Review Price £179.00

Key Features: 7-inch, 1,920 x 1,200 IPS screen, 64-bit Intel Atom processor; 16GB storage with microSD slot; Intel Atom Z3560 CPU

Manufacturer: Asus

What is the Asus MeMO Pad 7 ME572C?

The Asus MeMO Pad 7 ME572C is the highest-end tablet in the MeMO line, which has to date been home to real entry-level tablets. This one costs you £180, and gets you similar specs to the Nexus 7.

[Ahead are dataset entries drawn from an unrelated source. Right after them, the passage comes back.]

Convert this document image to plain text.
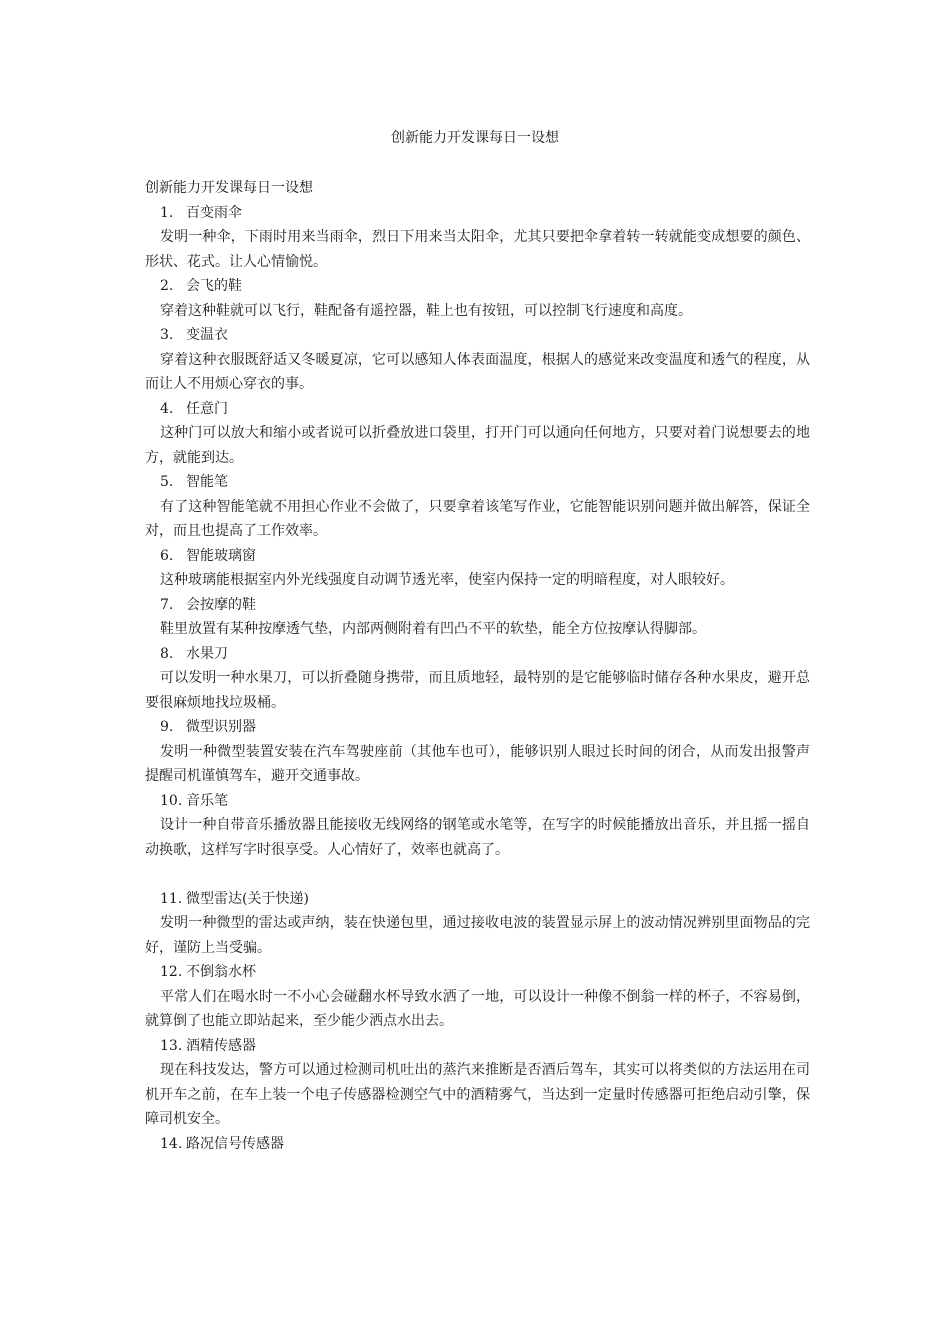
创新能力开发课每日一设想

创新能力开发课每日一设想

1. 百变雨伞

发明一种伞，下雨时用来当雨伞，烈日下用来当太阳伞，尤其只要把伞拿着转一转就能变成想要的颜色、形状、花式。让人心情愉悦。

2. 会飞的鞋

穿着这种鞋就可以飞行，鞋配备有遥控器，鞋上也有按钮，可以控制飞行速度和高度。

3. 变温衣

穿着这种衣服既舒适又冬暖夏凉，它可以感知人体表面温度，根据人的感觉来改变温度和透气的程度，从而让人不用烦心穿衣的事。

4. 任意门

这种门可以放大和缩小或者说可以折叠放进口袋里，打开门可以通向任何地方，只要对着门说想要去的地方，就能到达。

5. 智能笔

有了这种智能笔就不用担心作业不会做了，只要拿着该笔写作业，它能智能识别问题并做出解答，保证全对，而且也提高了工作效率。

6. 智能玻璃窗

这种玻璃能根据室内外光线强度自动调节透光率，使室内保持一定的明暗程度，对人眼较好。

7. 会按摩的鞋

鞋里放置有某种按摩透气垫，内部两侧附着有凹凸不平的软垫，能全方位按摩认得脚部。

8. 水果刀

可以发明一种水果刀，可以折叠随身携带，而且质地轻，最特别的是它能够临时储存各种水果皮，避开总要很麻烦地找垃圾桶。

9. 微型识别器

发明一种微型装置安装在汽车驾驶座前（其他车也可），能够识别人眼过长时间的闭合，从而发出报警声提醒司机谨慎驾车，避开交通事故。

10. 音乐笔

设计一种自带音乐播放器且能接收无线网络的钢笔或水笔等，在写字的时候能播放出音乐，并且摇一摇自动换歌，这样写字时很享受。人心情好了，效率也就高了。

11. 微型雷达(关于快递)

发明一种微型的雷达或声纳，装在快递包里，通过接收电波的装置显示屏上的波动情况辨别里面物品的完好，谨防上当受骗。

12. 不倒翁水杯

平常人们在喝水时一不小心会碰翻水杯导致水洒了一地，可以设计一种像不倒翁一样的杯子，不容易倒，就算倒了也能立即站起来，至少能少洒点水出去。

13. 酒精传感器

现在科技发达，警方可以通过检测司机吐出的蒸汽来推断是否酒后驾车，其实可以将类似的方法运用在司机开车之前，在车上装一个电子传感器检测空气中的酒精雾气，当达到一定量时传感器可拒绝启动引擎，保障司机安全。

14. 路况信号传感器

Now that tablets like the Tesco Hudl 2 are here to take the shine of its value score, we do wish the Asus MeMO Pad 7 ME572C was a little bit cheaper to make it stand out more. There’s masses of competition among budget tablets these days.

However, solid performance and a great Full HD screen make the Asus MeMO Pad 7 ME572C if you don’t like the excessive branding of the Hudl 2 or the lack of expandable memory in the Nexus 7.

SEE ALSO: Best Cheap Tablets

Asus MeMO Pad 7 ME572C 5

Asus MeMO Pad 7 ME572C: Design

Asus clearly wants to separate the MeMO Pad 7 ME572C from the cheaper MeMO-series tablets. The chunky curvy design of those bargain tabs has been replaced with a much slimmer body and a sharper look.

While the sides are curved so they don’t feel to severe in-hand, the corners are sharp – a look quite unlike most other budget 7-inch tablets. It’s 8.3mm thick, making it ever-so-slightly thinner than the Nexus 7, and at 269g it’s a bit lighter too.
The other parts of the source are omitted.